No obstante, cuando alguien en México llega al poder mediante el crédito de los votos, invierte inmediatamente los papeles y se convierte en una especie de deidad mucho más terrible que la bancaria. No sólo es imposible demandarle algo y aplicarle un castigo, sino que transforma a la gente en deudores: usa la contribución pública para hacer negocios familiares, comprar conciencias o construirse una cartera clientelar de deudores personales; si alguien señala su pérdida de credibilidad y lo demanda, usa la ley para perseguirlo –es el caso, por ejemplo, de Enrique Peña Nieto con Carmen Aristegui o de Graco Ramírez con el rector de la Universidad Autónoma del Estado de Morelos, Alejandro Vera Jiménez–. Quien llega al poder en México se transforma, así, en un dios que cobra intereses por haber sido elegido. Nada puede detenerlo, porque el poder es un régimen de complicidades que se traduce en un ritual tan desgastante y terrible como el del crédito bancario, pero de manera más perversa: el crédito que se otorga se transforma en un capital que, a diferencia del préstamo bancario, se vuelve contra el que otorgó el crédito. No importa el partido al que pertenezca o que lleve el sello de independiente, como el caso del Bronco, su proceder es y será siempre el mismo, de maneras brutales o atenuadas.

Lo inquietante de esta realidad es que, pese a que el crédito bancario es brutal en los intereses que cobra por otorgar confianza y el crédito político, aterrador en su forma de destruir y someter a quienes creen en él, la gente sigue empeñando su vida buscando créditos bancarios y asistiendo a las urnas.

Esta relación tan absurda como perversa es parte de lo que está generando la crisis que vivimos. No sólo es el modo normal en que funciona el capitalismo, sino también, en una intrincada simbiosis con él, el modo normal en el que funciona el poder. Tanto el capitalismo financiero como el poder político actúan jugando con el crédito, con la creencia, con la confianza en que habrá un futuro y una vida mejores. La banca con sus grises y afables funcionarios y expertos, y el poder político con sus inanes y vacíos candidatos, ocuparon el lugar que dejó Dios, y luego la Iglesia y sus sacerdotes. Al usar y gobernar el crédito, lo que ambos manipulan es la escasa confianza que le queda a la gente, de formas cada vez más irresponsables y ajenas a cualquier escrúpulo. Utilizando el crédito dominan no sólo al país sino también el futuro de todos, un futuro, dice Agamben, “que la crisis hace más corto y decadente. Si hoy la política no parece ya posible es porque de hecho el poder financiero secuestró por completo la fe, el futuro, el tiempo y la esperanza”.

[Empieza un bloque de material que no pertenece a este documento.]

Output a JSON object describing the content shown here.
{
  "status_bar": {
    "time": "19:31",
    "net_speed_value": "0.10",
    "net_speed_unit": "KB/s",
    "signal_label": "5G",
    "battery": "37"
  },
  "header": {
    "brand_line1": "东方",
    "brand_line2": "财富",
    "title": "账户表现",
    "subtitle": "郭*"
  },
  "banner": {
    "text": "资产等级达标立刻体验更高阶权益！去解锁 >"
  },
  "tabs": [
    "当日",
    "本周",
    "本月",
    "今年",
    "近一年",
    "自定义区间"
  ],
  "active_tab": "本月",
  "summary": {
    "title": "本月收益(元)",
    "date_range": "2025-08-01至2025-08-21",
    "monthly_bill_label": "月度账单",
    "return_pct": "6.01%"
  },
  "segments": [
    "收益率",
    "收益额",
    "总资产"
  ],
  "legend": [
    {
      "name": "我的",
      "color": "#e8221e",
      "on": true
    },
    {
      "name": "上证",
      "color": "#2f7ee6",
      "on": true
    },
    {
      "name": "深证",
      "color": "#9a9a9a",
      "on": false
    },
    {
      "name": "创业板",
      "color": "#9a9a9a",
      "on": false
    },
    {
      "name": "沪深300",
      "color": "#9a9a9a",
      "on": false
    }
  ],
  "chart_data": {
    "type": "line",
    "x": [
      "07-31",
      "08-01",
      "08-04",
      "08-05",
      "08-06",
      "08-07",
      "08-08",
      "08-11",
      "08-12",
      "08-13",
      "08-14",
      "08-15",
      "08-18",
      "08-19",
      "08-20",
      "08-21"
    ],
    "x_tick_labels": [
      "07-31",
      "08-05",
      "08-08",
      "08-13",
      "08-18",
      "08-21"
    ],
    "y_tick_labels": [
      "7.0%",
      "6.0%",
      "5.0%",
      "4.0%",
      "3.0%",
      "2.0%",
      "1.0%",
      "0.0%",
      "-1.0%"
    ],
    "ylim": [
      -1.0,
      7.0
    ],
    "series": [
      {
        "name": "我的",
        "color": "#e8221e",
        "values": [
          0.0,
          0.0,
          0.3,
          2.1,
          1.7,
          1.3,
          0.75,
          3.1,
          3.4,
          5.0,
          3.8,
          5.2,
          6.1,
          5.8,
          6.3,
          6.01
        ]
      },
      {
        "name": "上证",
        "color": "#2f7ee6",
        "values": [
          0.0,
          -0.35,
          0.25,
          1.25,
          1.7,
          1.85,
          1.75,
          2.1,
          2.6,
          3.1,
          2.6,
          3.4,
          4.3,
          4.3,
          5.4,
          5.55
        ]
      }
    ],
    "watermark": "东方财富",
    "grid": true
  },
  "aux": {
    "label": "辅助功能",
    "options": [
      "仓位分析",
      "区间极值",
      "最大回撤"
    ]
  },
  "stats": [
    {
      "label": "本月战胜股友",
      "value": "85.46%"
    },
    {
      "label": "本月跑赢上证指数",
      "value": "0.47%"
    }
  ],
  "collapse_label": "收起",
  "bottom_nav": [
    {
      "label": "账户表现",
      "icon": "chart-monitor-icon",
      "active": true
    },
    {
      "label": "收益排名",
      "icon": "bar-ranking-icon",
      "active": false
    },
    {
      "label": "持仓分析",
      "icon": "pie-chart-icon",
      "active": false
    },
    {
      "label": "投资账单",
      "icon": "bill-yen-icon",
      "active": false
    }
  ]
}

Mientras sigamos sirviendo a esta degradada y siniestra forma que ha adquirido el crédito, la hermosa dimensión de la fe seguirá en manos de estos seudosacerdotes llamados banqueros, políticos y funcionarios.

Tal vez, como propone Agamben, lo que habría que hacer para rescatarla es dejar de creer en el futuro que nos venden y nos exhortan a adquirir mediante un falso crédito, y volver la vista hacia el pasado, tratando de entender cómo nos hipotecaron el porvenir. Quizá con esa autocrítica, dándole la espalda al crédito que nos ofertan, podamos reencontrar nuestra libertad. “La arqueología –no la futurología– es la vía de acceso al presente”. Sólo en un presente no hipotecado, el futuro puede volver a nuestras vidas.

Además opino que hay que respetar los Acuerdos de San Andrés, detener la guerra, liberar a las autodefensas de Mireles y a todos los presos políticos, hacer justicia a las víctimas de la violencia, juzgar a gobernadores y funcionarios criminales y refundar el INE.

Este análisis se publicó el 19 de noviembre de 2017 en la edición 2142 de la revista Proceso.